Dopo la notizia del primo attacco di Israele all'Iran nelle prime ore di venerdì 13 giugno, diversi musei israeliani hanno preso precauzioni mettendo al sicuro in depositi e caveau opere d'arte e manufatti di valore. Già nelle prime ore del giorno il Tel Aviv Museum of Art, il primo museo d’arte in Israele (fondato nel 1931, ha una vasta collezione che spazia dall’Impressionismo all’arte del Secondo dopoguerra e oltre) ha attivato i protocolli di guerra, trasferendo tutte le opere esposte in strutture sotterranee. Sul sito web del museo un avviso informa che «a causa dell'attuale situazione di sicurezza e in conformità con le istruzioni del Comando della Difesa Civile, il Museo rimarrà chiuso al pubblico a partire da venerdì 13 giugno fino a nuovo avviso. Tutte le attività sono sospese. Speriamo in giorni migliori». La direttrice Tania Coen-Uzzielli ha dichiarato che caveau e magazzini sono stati messi a disposizione di altri musei della città che avevano bisogno di un deposito protetto per le loro opere d'arte.
Nel campus dell'Università di Tel Aviv, il personale dell’Anu-Museum of the Jewish People ha trasferito il Codex Sassoon, la più antica Bibbia ebraica quasi completa al mondo, in un luogo sicuro all’interno dell'edificio. Il manoscritto, risalente a oltre 1.000 anni fa, avrebbe dovuto essere esposto in modo permanente l'11 ottobre 2023. Acquistato a maggio di quell’anno per 38 milioni di dollari in un’asta tenuta da Sotheby’s a New York e donato al museo israeliano da Alfred H. Moses, era arrivato in Israele pochi giorni prima dell'attacco di Hamas del 7 ottobre che ha dato inizio alla guerra in corso. L’esposizione era quindi slittata fino allo scorso maggio.

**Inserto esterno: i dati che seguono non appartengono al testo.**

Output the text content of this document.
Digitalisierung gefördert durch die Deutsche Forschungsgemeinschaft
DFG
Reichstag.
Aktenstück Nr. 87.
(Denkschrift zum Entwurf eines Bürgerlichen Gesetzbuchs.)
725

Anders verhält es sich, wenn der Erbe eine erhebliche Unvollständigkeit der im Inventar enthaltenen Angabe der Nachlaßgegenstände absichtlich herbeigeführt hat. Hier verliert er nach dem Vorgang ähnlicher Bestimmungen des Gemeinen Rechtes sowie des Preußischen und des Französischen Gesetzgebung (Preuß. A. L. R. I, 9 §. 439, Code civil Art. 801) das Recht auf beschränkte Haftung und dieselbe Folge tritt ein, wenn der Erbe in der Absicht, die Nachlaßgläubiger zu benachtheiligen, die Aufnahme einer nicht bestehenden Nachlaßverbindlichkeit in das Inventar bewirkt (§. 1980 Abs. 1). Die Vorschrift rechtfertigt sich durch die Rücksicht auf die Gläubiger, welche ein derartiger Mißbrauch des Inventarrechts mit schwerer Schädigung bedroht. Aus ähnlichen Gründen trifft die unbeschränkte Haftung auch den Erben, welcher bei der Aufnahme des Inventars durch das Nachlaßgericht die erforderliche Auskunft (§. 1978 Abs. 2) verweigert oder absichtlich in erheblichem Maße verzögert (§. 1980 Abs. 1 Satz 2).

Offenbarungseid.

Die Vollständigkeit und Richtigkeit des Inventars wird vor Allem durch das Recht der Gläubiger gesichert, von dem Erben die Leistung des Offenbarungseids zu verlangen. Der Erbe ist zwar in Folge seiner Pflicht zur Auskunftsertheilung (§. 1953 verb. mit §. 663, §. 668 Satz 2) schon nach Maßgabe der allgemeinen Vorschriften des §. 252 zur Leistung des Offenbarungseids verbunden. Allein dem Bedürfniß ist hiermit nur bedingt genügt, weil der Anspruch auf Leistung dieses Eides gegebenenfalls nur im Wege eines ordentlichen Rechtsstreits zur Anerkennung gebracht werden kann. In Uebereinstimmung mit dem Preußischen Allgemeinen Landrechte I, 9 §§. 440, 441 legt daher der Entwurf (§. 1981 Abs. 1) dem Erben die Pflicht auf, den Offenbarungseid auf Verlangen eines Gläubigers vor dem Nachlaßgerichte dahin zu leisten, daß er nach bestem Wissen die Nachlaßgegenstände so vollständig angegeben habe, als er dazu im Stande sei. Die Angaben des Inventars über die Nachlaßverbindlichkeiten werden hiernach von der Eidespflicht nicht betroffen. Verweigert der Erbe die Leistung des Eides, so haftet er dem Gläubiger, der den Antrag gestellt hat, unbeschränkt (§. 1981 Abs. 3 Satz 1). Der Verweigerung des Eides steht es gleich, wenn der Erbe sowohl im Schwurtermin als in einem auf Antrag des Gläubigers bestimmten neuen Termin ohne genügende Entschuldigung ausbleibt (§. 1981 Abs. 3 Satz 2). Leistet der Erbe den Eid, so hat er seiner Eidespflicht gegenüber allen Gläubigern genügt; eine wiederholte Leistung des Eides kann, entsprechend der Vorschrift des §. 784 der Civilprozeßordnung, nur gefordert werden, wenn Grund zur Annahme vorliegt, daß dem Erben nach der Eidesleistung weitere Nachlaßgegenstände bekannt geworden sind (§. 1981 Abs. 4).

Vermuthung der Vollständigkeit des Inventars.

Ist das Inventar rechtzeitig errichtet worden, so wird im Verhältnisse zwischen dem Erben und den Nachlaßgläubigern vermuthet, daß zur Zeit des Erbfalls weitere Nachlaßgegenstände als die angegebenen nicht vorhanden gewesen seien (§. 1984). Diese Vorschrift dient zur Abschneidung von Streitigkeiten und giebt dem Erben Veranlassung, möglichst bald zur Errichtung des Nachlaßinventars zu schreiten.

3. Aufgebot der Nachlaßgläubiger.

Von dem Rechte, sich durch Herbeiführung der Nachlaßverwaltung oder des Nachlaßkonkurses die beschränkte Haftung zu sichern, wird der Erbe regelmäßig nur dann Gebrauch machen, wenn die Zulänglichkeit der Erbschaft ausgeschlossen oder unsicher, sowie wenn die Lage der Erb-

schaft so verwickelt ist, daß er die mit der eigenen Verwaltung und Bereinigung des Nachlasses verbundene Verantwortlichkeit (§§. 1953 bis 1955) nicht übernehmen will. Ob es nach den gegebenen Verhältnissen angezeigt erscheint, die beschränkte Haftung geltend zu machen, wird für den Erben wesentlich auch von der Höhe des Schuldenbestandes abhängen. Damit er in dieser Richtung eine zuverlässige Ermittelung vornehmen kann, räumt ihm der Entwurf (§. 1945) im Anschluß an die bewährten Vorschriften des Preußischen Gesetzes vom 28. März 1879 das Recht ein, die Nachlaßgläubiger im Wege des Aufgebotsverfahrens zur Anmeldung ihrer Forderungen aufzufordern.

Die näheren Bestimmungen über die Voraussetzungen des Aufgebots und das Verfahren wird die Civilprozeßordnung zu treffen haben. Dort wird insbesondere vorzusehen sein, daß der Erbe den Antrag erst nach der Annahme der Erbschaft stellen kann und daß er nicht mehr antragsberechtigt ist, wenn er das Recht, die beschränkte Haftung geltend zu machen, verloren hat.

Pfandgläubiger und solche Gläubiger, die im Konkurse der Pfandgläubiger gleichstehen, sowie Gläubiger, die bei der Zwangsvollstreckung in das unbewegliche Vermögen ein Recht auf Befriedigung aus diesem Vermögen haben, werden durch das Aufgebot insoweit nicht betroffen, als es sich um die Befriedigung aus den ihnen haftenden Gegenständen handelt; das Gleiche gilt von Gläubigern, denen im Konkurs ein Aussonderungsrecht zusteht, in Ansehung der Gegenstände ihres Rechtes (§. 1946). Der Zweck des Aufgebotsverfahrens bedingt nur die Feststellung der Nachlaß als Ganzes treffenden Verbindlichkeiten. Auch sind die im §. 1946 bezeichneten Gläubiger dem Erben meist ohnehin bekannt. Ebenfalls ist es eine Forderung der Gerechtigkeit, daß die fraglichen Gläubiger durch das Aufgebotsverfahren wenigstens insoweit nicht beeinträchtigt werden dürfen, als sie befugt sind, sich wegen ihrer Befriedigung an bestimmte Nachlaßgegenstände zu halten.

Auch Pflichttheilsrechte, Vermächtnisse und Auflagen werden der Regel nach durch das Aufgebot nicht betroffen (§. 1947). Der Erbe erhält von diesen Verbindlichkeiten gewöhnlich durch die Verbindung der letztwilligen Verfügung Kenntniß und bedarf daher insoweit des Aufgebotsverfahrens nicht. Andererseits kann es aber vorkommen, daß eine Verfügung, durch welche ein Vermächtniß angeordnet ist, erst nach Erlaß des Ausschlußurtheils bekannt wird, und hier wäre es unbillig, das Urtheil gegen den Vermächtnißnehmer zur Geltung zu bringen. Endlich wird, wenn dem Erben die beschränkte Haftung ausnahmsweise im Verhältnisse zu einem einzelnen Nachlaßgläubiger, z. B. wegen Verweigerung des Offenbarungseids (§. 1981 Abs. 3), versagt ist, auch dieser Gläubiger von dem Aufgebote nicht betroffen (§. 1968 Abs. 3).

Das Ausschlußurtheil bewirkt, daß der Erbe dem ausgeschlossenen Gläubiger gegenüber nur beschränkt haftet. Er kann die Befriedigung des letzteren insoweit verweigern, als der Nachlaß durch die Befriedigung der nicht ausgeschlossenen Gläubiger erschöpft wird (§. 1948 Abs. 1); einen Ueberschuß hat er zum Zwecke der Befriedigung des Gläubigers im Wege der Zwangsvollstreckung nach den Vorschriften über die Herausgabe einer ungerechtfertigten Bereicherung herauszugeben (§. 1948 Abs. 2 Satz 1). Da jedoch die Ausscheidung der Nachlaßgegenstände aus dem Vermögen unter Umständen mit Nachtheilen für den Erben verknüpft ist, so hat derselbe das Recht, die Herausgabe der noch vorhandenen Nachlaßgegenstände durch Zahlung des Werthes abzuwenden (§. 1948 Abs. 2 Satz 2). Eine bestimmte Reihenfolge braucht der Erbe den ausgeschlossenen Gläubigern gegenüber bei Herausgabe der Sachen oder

Alla fine della giornata del 13 giugno anche l’Israel Museum di Gerusalemme, in linea con le direttive di sicurezza nazionale ha chiuso al pubblico. «Ci siamo abituati», ha commentato la direttrice Suzanne Landau, in un’intervista alla radio Kan. «L'ultima volta è stato il 7 ottobre 2023». Il personale del museo è riuscito a trasferire in spazi protetti le collezioni e le opere in prestito nel giro di un’ora e mezzo. «I Rotoli del Mar Morto sono stati i primi», ha detto Landau, riferendosi ai sette rotoli scoperti a Qumran nel 1947 e conservati nel Santuario del Libro, presso l’Israel Museum. Riposti in scatole, ha spiegato la direttrice, saranno anche gli ultimi reperti a tornare nella loro sede abituale.